Is Obama Planning an Escalation in Syria To Oust Assad?
Aug. 10 (EIRNS)As voices are raised around the country seeking Obama's impeachment, a desperate and sinking President Obama is reportedly planning an escalation of U.S. efforts in Syria, to distract the American people. Ian Black of the London Guardian wrote in an article on Aug. 10, that Obama could issue a demand for Syria's President Bashar Assad to step down "because of the violence he has inflicted on his own people and his failure to implement meaningful reforms for the last five months." That demand could come soon, as pressure mounts on Obama because of the failure of the U.S. economy.
Until now, U.S. policy, echoed by Britain and its EU partners, has been that Assad must lead a transition or get out of the way. "Now, for the first time, the U.S. President will tell him bluntly to go," the Guardian article said. Black said that signs of a shift in U.S. policy came from the State Department on Aug. 9. The message from 2009 was that if you are prepared to be a reformer, if you are prepared to work with us on Middle East peace and other issues we share, "we can have a new and different kind of partnership," said spokeswoman Victoria Nuland. But "that is not the path that Assad chose."
During a Aug. 8 phone call to Italy's Berlusconi and Spain's Zapatero, Obama had discussed the situation in Syria. The White House said the leaders condemned the Syrian government's continued use of indiscriminate violence against the Syrian people, and agreed to consult further on additional steps to pressure the government and support the Syrian people's democratic aspirations.
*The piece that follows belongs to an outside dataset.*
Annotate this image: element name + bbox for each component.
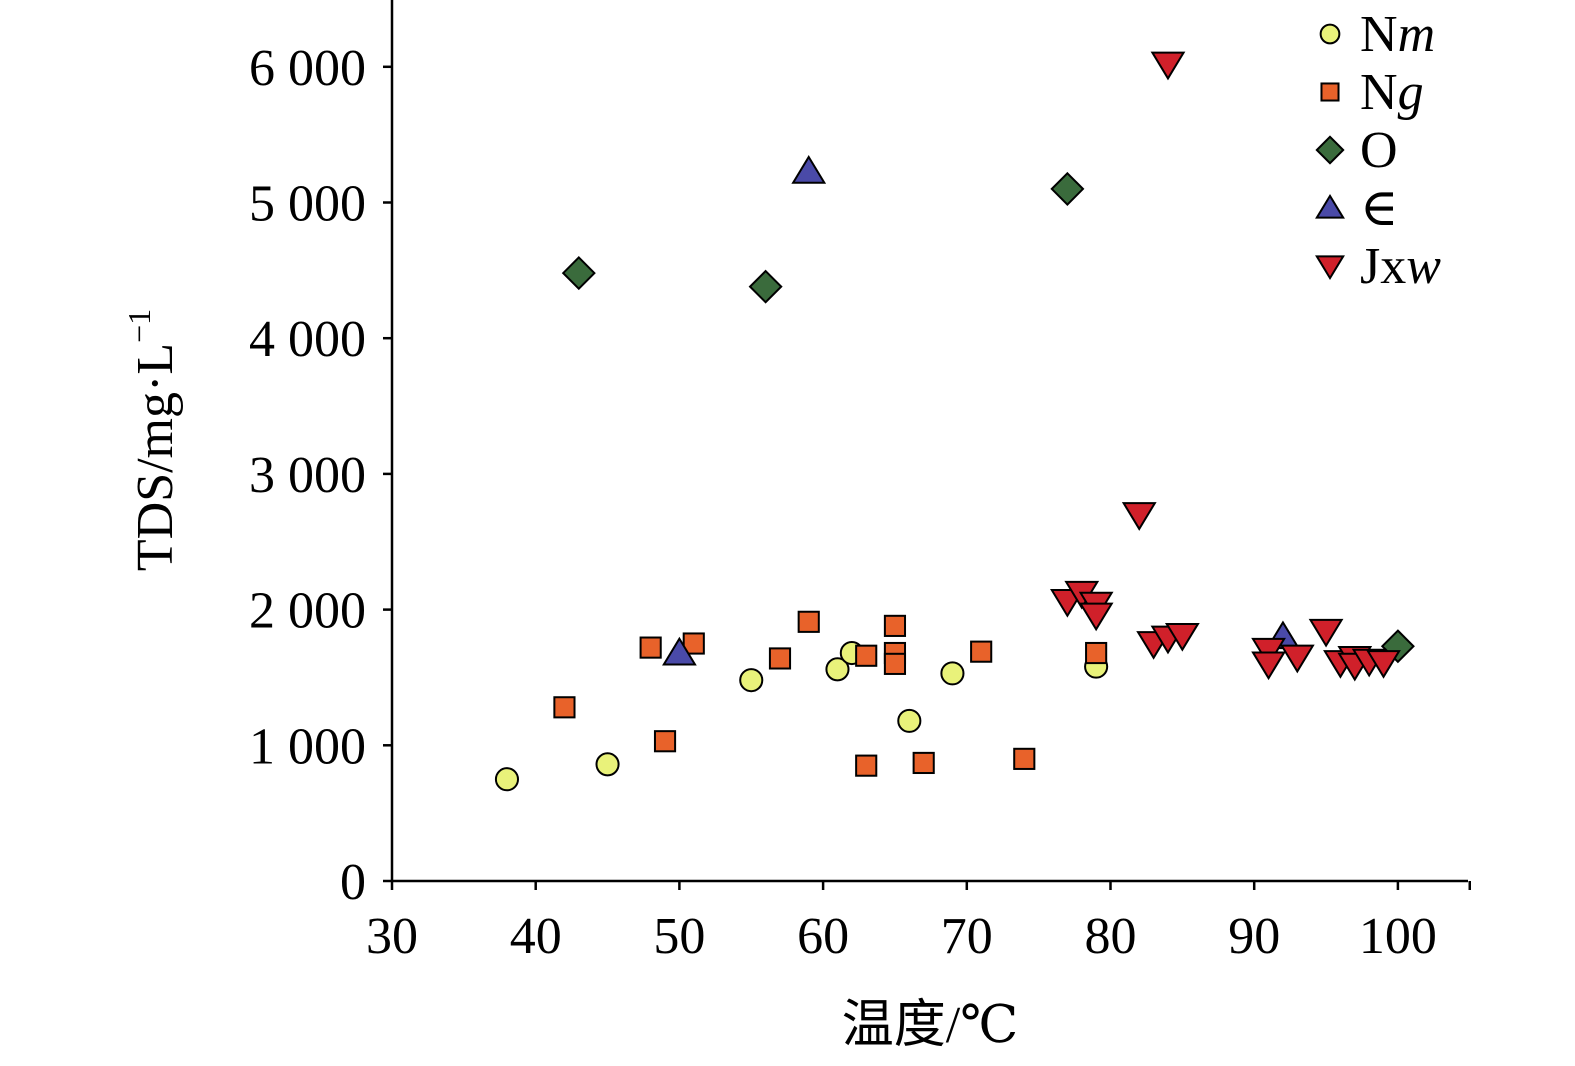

Meanwhile, drum-beaters for intervention against Syria have also emerged. Elliott Abrams and Sen. Joe Lieberman, both strong voices for the right-wing Zionist-lobby in Washington, have strongly condemned President Assad's handling of unrest in Syria. Abrams, special assistant to the President and Senior Director on the National Security Council for Near East and North African Affairs during the George W. Bush Presidency, and now a senior fellow for Middle Eastern studies at the Council on Foreign Relations, quoted Saudi King Abdullah to describe Assad as a "killing machine." He said that "the survival of the regime is at stake, for it is surviving now on brute force alone."
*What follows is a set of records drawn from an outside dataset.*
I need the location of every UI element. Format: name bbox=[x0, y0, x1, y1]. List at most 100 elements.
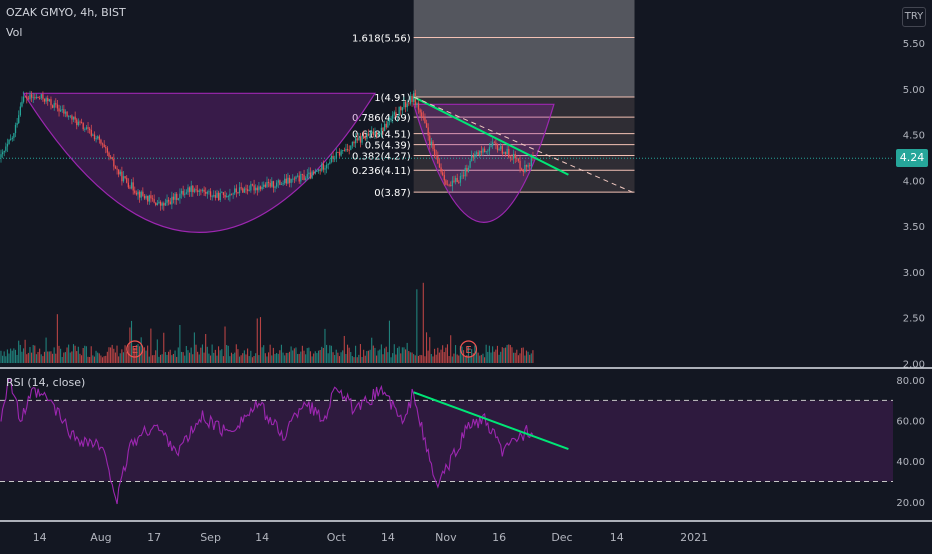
volume-bar bbox=[504, 347, 507, 363]
volume-bar bbox=[382, 354, 384, 363]
volume-bar bbox=[280, 344, 282, 363]
candle-body bbox=[29, 94, 31, 99]
volume-bar bbox=[255, 353, 257, 363]
volume-bar bbox=[71, 351, 73, 363]
earnings-marker bbox=[126, 340, 144, 358]
candle-body bbox=[153, 199, 155, 203]
volume-bar bbox=[430, 354, 432, 363]
candle-body bbox=[382, 127, 384, 132]
volume-bar bbox=[403, 347, 405, 363]
volume-bar bbox=[103, 356, 105, 363]
candle-body bbox=[363, 135, 365, 139]
candle-body bbox=[432, 141, 434, 150]
candle-body bbox=[269, 183, 271, 187]
candle-body bbox=[192, 185, 194, 193]
volume-bar bbox=[142, 348, 144, 363]
candle-body bbox=[474, 154, 476, 158]
volume-bar bbox=[240, 355, 242, 363]
cup-pattern bbox=[412, 103, 555, 223]
candle-body bbox=[101, 143, 104, 145]
volume-bar bbox=[342, 350, 344, 363]
volume-bar bbox=[116, 345, 118, 363]
volume-bar bbox=[454, 345, 457, 363]
candle-body bbox=[403, 101, 405, 108]
candle-body bbox=[211, 196, 213, 198]
volume-bar bbox=[98, 353, 100, 363]
candle-body bbox=[56, 104, 59, 109]
candle-body bbox=[64, 111, 67, 114]
volume-bar bbox=[242, 353, 244, 363]
candle-body bbox=[483, 148, 486, 153]
volume-bar bbox=[111, 344, 113, 363]
volume-bar bbox=[129, 327, 131, 363]
volume-bar bbox=[253, 355, 255, 363]
candle-body bbox=[359, 137, 362, 143]
volume-bar bbox=[417, 355, 420, 363]
fib-level-label: 0(3.87) bbox=[374, 188, 411, 199]
candle-body bbox=[0, 154, 2, 158]
time-axis-tick: Dec bbox=[551, 531, 572, 544]
fib-level-label: 0.786(4.69) bbox=[352, 113, 411, 124]
candle-body bbox=[511, 158, 513, 160]
candle-body bbox=[198, 190, 200, 192]
volume-bar bbox=[279, 350, 281, 363]
volume-bar bbox=[487, 351, 489, 363]
volume-bar bbox=[147, 345, 149, 363]
candle-body bbox=[258, 186, 260, 191]
volume-bar bbox=[126, 351, 128, 363]
volume-bar bbox=[458, 355, 460, 363]
candle-body bbox=[527, 165, 529, 167]
time-axis-tick: 14 bbox=[33, 531, 47, 544]
volume-bar bbox=[211, 344, 213, 363]
volume-bar bbox=[374, 347, 376, 363]
volume-bar bbox=[198, 354, 200, 363]
candle-body bbox=[461, 175, 463, 177]
candle-body bbox=[226, 196, 228, 198]
volume-bar bbox=[388, 320, 390, 363]
candle-body bbox=[193, 189, 196, 193]
candle-body bbox=[314, 171, 316, 174]
currency-badge[interactable]: TRY bbox=[902, 7, 926, 27]
candle-body bbox=[475, 152, 478, 155]
volume-bar bbox=[164, 352, 166, 363]
candle-body bbox=[35, 96, 38, 99]
symbol-title[interactable]: OZAK GMYO, 4h, BIST bbox=[6, 6, 126, 19]
volume-bar bbox=[427, 350, 429, 363]
volume-bar bbox=[363, 349, 365, 363]
volume-bar bbox=[492, 346, 494, 363]
volume-bar bbox=[50, 351, 52, 363]
volume-bar bbox=[259, 317, 262, 363]
candle-body bbox=[227, 196, 229, 197]
volume-bar bbox=[493, 351, 495, 363]
candle-body bbox=[130, 182, 133, 189]
volume-bar bbox=[353, 357, 355, 363]
candle-body bbox=[111, 157, 113, 159]
volume-bar bbox=[148, 356, 150, 363]
candle-body bbox=[493, 142, 495, 144]
candle-body bbox=[313, 171, 315, 174]
candle-body bbox=[121, 171, 123, 182]
candle-body bbox=[158, 201, 160, 204]
volume-label: Vol bbox=[6, 26, 23, 39]
candle-body bbox=[76, 119, 78, 126]
volume-bar bbox=[409, 352, 411, 363]
volume-bar bbox=[385, 346, 387, 363]
volume-bar bbox=[466, 355, 468, 363]
candle-body bbox=[50, 99, 52, 106]
candle-body bbox=[306, 174, 308, 179]
volume-bar bbox=[509, 344, 511, 363]
candle-body bbox=[414, 93, 416, 105]
volume-bar bbox=[269, 344, 271, 363]
candle-body bbox=[174, 193, 176, 200]
volume-bar bbox=[166, 354, 168, 363]
volume-bar bbox=[224, 326, 226, 363]
rsi-label[interactable]: RSI (14, close) bbox=[6, 376, 86, 389]
candle-body bbox=[472, 155, 474, 158]
candle-body bbox=[345, 148, 347, 151]
time-axis-tick: Nov bbox=[435, 531, 457, 544]
candle-body bbox=[229, 193, 231, 197]
volume-bar bbox=[72, 344, 75, 363]
candle-body bbox=[450, 185, 452, 187]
Lieberman, who had called for military intervention in Iran earlier, in an article with the Wall Street Journal on Aug. 10 said that the Syrian revolt is an important part of the broader Arab Spring transforming the Middle East, and that U.S. policy must transform with it. "After months of disappointing statements urging Assad to 'reform,' the Obama administration has begun to align itself with the Syrian people against the dictatorship that is brutally assaulting them."
The irony of the fact that Saudi Arabia, one of the most oppressive regimes in the region, and the brutal enforcer of the repressive regimes in Bahrain and Yemen, is taking the lead in going after Assad, in alliance with Obama, should not be lost on those analyzing the situation.